Well, there are no free lunches. Other concessions are made. Let's consider Z. Smiths contract.
$16.5 mil/year. Sure, he's a good player with positional versatility entering his prime. But there does appear to be a concession in total value.
In addition to the $20 mil guaranteed signing bonus, the $9 mil roster bonus on the 5th. year of the 2020 league year is a concession. There isn't any plausible scenario where he would not earn that bonus. Even if you were of a mind to replace him for the paltry $2.5 mil in cap savings you'd have to do it before the 5th. day of the league year, early in the free agency period and long before the draft.
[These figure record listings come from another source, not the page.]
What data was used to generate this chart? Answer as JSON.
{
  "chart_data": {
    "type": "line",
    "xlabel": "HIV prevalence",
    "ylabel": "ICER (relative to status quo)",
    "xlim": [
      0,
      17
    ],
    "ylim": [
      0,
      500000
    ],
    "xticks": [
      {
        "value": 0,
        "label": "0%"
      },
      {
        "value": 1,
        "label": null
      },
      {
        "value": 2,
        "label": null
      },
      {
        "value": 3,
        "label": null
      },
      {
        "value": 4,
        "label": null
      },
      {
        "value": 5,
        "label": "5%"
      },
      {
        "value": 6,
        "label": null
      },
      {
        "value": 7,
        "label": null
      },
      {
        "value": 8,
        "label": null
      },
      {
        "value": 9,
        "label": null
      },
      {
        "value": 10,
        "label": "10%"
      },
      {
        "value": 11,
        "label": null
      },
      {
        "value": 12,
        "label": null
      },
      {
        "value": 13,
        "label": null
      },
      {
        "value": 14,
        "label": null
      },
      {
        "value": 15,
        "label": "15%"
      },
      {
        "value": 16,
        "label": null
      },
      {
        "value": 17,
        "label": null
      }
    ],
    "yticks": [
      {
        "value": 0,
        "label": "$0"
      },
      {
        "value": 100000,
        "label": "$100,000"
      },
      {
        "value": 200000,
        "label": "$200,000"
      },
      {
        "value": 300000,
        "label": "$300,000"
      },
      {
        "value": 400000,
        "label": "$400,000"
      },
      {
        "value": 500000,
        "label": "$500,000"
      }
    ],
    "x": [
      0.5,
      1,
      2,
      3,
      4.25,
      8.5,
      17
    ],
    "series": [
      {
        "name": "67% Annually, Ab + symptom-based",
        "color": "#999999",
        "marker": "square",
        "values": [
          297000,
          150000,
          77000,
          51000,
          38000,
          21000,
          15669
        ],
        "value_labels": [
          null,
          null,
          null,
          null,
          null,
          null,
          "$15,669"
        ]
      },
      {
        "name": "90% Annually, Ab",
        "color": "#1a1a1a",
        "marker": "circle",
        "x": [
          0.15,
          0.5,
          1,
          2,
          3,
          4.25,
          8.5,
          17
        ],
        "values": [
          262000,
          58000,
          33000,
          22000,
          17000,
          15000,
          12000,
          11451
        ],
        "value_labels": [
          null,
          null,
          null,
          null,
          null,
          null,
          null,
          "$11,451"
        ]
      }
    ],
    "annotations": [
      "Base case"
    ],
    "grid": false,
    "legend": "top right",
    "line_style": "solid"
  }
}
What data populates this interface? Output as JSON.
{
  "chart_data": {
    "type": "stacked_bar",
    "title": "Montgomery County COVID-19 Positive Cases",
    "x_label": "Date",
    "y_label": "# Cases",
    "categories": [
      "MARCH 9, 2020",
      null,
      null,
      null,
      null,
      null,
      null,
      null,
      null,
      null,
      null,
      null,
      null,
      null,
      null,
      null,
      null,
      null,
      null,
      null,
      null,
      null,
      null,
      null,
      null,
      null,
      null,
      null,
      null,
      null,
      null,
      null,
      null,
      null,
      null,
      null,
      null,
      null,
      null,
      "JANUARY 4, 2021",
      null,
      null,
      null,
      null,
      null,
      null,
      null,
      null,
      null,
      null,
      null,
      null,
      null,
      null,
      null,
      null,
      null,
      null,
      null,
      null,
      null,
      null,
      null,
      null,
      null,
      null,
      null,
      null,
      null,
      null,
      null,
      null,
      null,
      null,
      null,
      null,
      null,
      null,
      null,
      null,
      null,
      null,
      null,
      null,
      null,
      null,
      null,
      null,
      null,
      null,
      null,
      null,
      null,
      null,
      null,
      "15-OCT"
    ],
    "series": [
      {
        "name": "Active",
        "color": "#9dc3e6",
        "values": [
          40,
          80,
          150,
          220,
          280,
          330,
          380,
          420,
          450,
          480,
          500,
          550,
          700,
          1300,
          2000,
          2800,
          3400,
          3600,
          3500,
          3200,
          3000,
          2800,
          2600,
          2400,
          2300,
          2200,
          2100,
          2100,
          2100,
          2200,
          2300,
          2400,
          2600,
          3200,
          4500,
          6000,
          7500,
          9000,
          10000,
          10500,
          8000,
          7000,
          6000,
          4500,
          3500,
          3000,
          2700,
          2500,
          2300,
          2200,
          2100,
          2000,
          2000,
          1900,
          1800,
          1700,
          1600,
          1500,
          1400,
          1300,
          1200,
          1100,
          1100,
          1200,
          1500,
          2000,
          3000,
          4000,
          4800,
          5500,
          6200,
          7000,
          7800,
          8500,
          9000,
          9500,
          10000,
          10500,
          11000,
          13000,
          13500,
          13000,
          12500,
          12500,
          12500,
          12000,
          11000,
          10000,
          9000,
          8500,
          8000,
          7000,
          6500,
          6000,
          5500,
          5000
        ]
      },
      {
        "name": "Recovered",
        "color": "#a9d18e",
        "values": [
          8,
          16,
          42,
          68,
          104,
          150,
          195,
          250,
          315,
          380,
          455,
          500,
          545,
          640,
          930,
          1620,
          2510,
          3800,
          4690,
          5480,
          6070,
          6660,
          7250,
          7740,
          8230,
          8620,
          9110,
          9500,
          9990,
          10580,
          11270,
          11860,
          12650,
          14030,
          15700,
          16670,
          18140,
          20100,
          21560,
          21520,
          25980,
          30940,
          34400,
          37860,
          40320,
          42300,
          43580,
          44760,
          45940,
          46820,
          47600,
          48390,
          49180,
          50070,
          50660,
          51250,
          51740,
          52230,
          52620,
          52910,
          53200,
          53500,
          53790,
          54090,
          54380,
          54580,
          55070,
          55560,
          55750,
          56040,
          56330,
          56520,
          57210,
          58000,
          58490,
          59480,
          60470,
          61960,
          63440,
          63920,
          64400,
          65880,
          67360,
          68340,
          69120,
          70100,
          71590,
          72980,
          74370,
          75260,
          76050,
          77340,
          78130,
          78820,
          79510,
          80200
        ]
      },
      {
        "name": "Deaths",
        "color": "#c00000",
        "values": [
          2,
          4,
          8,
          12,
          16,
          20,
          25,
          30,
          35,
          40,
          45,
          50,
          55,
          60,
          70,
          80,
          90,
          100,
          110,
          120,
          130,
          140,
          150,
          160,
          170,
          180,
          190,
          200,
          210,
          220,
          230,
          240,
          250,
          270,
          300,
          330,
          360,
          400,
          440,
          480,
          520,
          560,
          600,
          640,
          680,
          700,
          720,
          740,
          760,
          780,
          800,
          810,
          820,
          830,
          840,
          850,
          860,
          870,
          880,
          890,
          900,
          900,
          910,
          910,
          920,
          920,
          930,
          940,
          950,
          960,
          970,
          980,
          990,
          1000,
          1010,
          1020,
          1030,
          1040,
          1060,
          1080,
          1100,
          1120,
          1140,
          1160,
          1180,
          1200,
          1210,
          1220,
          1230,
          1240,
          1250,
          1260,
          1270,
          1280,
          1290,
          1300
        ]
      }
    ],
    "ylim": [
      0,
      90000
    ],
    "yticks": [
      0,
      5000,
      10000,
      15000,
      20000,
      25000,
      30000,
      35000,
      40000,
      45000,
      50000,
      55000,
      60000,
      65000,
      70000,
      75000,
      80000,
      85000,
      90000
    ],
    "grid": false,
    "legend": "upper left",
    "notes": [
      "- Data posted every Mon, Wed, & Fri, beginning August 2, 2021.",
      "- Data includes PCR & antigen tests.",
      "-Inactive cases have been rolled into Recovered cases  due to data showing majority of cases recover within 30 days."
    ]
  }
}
Then in 2021 a decision must be made with that $5 mil signing bonus also due on the 5th. day of the league year. Cut him after it comes due and the cap savings is a only $5.75 mil. Taking a retrospective example, Graham's bacon might have been saved this year by his $5 mil roster bonus under a similar structure albeit a smaller contract.
These league year signing bonuses have become a common Ball concession. They function as a deterrent to cutting a guy after FA is in full swing or after the draft where replacements would be found. If you cut him before the signing bonus is due you're operating largely blind.
And it is not like signing bonuses are some kind of free lunch. Building a defense (it doesn't even qualify as a "rebuild" since it has not been good for quite a while) through free agency without a pile of cap space to start with necessitates signing bonuses to defer the cap hit. That deferral hits the cap soon and hard in 2020:
https://overthecap.com/salary-cap/green-bay-packers/
Further, those monster guaranteed salaries are going to franchise QBs and guys who put up All Pro years on their rookie contracts and command those guarantees as they enter their primes. We have not had those guys.
The structure of the contracts is less important than deciding which players to sign and then whether they play up to or over those contracts. So far as I can tell, Ball has nothing to do with that, nor the approach to go heavy in FA in an attempt to "win now". Ball's job is to make the cap pieces fit.